Sabathia, 37, just topped off his 17th season in the big leagues and his eighth career postseason run. He went 14-5 in 27 starts and put up a 3.69 ERA, 3.0 BB/9 and 7.3 SO/9 in 148 2/3 innings, good for 1.9 fWAR. He looked solid in the playoffs, too, propelling the team to a much-needed win in Game 5 of the ALDS and returning in the Championship Series with six scoreless innings in Game 3. His season ended on a sour note during Game 7, however. He lasted just 3 1/3 innings against a dynamic Astros’ offense, allowing one run on five hits and three walks and failing to record a single strikeout for the first time in 23 career postseason appearances.

Heading into the 2017 offseason, Sabathia finally arrived at the end of his seven-year, $161 million deal with the Yankees.

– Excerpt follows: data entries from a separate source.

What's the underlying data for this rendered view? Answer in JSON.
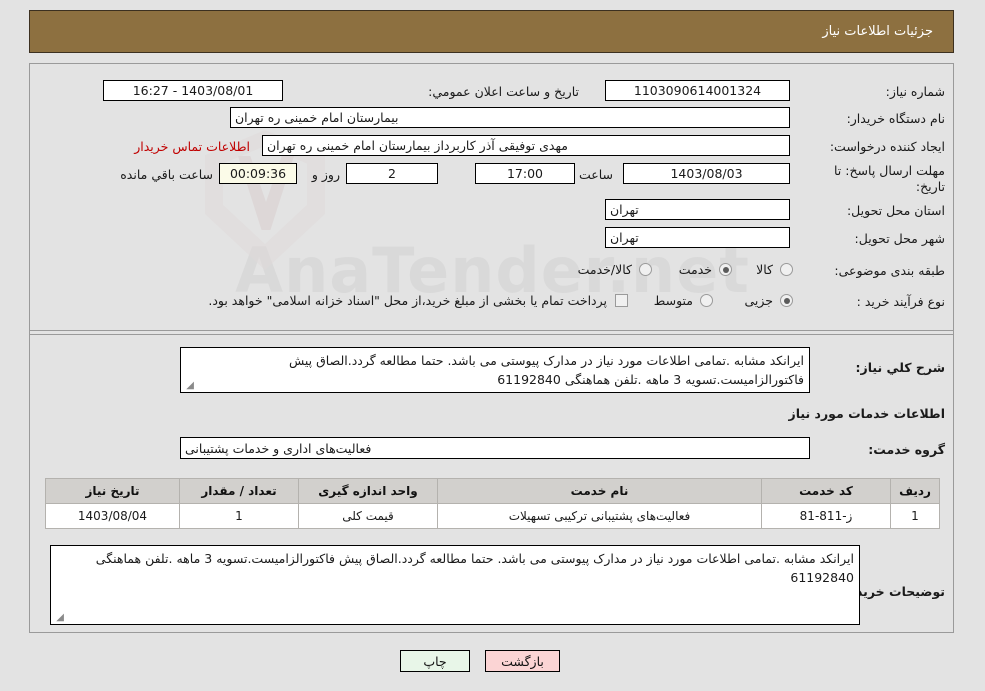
{
  "header": {
    "title": "جزئیات اطلاعات نیاز"
  },
  "fields": {
    "need_number_label": "شماره نیاز:",
    "need_number_value": "1103090614001324",
    "public_announce_label": "تاریخ و ساعت اعلان عمومي:",
    "public_announce_value": "1403/08/01 - 16:27",
    "buyer_org_label": "نام دستگاه خریدار:",
    "buyer_org_value": "بیمارستان امام خمینی ره  تهران",
    "creator_label": "ایجاد کننده درخواست:",
    "creator_value": "مهدی توفیقی آذر کاربرداز بیمارستان امام خمینی ره  تهران",
    "contact_link": "اطلاعات تماس خریدار",
    "deadline_label": "مهلت ارسال پاسخ: تا تاریخ:",
    "deadline_date": "1403/08/03",
    "hour_label": "ساعت",
    "hour_value": "17:00",
    "days_value": "2",
    "days_suffix": "روز و",
    "countdown_value": "00:09:36",
    "countdown_suffix": "ساعت باقي مانده",
    "province_label": "استان محل تحویل:",
    "province_value": "تهران",
    "city_label": "شهر محل تحویل:",
    "city_value": "تهران",
    "category_label": "طبقه بندی موضوعی:",
    "purchase_type_label": "نوع فرآیند خرید :",
    "treasury_note": "پرداخت تمام یا بخشی از مبلغ خرید،از محل \"اسناد خزانه اسلامی\" خواهد بود.",
    "general_desc_label": "شرح کلي نیاز:",
    "general_desc_value": "ایرانکد مشابه .تمامی اطلاعات مورد نیاز در مدارک پیوستی می باشد. حتما مطالعه گردد.الصاق پیش فاکتورالزامیست.تسویه 3 ماهه .تلفن هماهنگی 61192840",
    "services_info_heading": "اطلاعات خدمات مورد نیاز",
    "service_group_label": "گروه خدمت:",
    "service_group_value": "فعالیت‌های اداری و خدمات پشتیبانی",
    "buyer_notes_label": "توضیحات خریدار:",
    "buyer_notes_value": "ایرانکد مشابه .تمامی اطلاعات مورد نیاز در مدارک پیوستی می باشد. حتما مطالعه گردد.الصاق پیش فاکتورالزامیست.تسویه 3 ماهه .تلفن هماهنگی 61192840"
  },
  "category_options": [
    {
      "label": "کالا",
      "selected": false
    },
    {
      "label": "خدمت",
      "selected": true
    },
    {
      "label": "کالا/خدمت",
      "selected": false
    }
  ],
  "purchase_type_options": [
    {
      "label": "جزیی",
      "selected": true
    },
    {
      "label": "متوسط",
      "selected": false
    }
  ],
  "treasury_checkbox": {
    "checked": false
  },
  "table": {
    "headers": [
      "ردیف",
      "کد خدمت",
      "نام خدمت",
      "واحد اندازه گیری",
      "تعداد / مقدار",
      "تاریخ نیاز"
    ],
    "rows": [
      [
        "1",
        "ز-811-81",
        "فعالیت‌های پشتیبانی ترکیبی تسهیلات",
        "قیمت کلی",
        "1",
        "1403/08/04"
      ]
    ]
  },
  "buttons": {
    "print": "چاپ",
    "back": "بازگشت"
  },
  "colors": {
    "header_bg": "#8d7040",
    "page_bg": "#e3e3e3",
    "link": "#c00000",
    "countdown_bg": "#fbfbe8",
    "print_btn": "#e8f6e8",
    "back_btn": "#fbd4d4",
    "table_header_bg": "#d2d0cd"
  },
  "watermark": {
    "text": "AnaTender.net"
  }
}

While he’s repeatedly expressed a desire to keep pitching, despite rumors that his career might be on the rocks following the diagnosis of a troublesome degenerative knee condition, the decision isn’t his alone to make. Brian Cashman will also be seeking an extension with the Yankees this winter, so it’s difficult to say which impending free agents the club will try to retain — and Sabathia’s name isn’t the only one on that list. If it were up to skipper Joe Girardi, who is awaiting a decision on his own future with the organization, the decision would be a no-brainer. From MLB.com’s Bryan Hoch:

CC will always be special to me because of what he stands for and the great player that he is, the great man that he is,” Girardi said. “The wonderful teammate that he is. How he pulls a team together. He’s as good as I’ve ever been around when it comes to a clubhouse guy, a guy that will take the ball when you’re on a losing streak or that you can count on, and knowing that it could be the possible last time.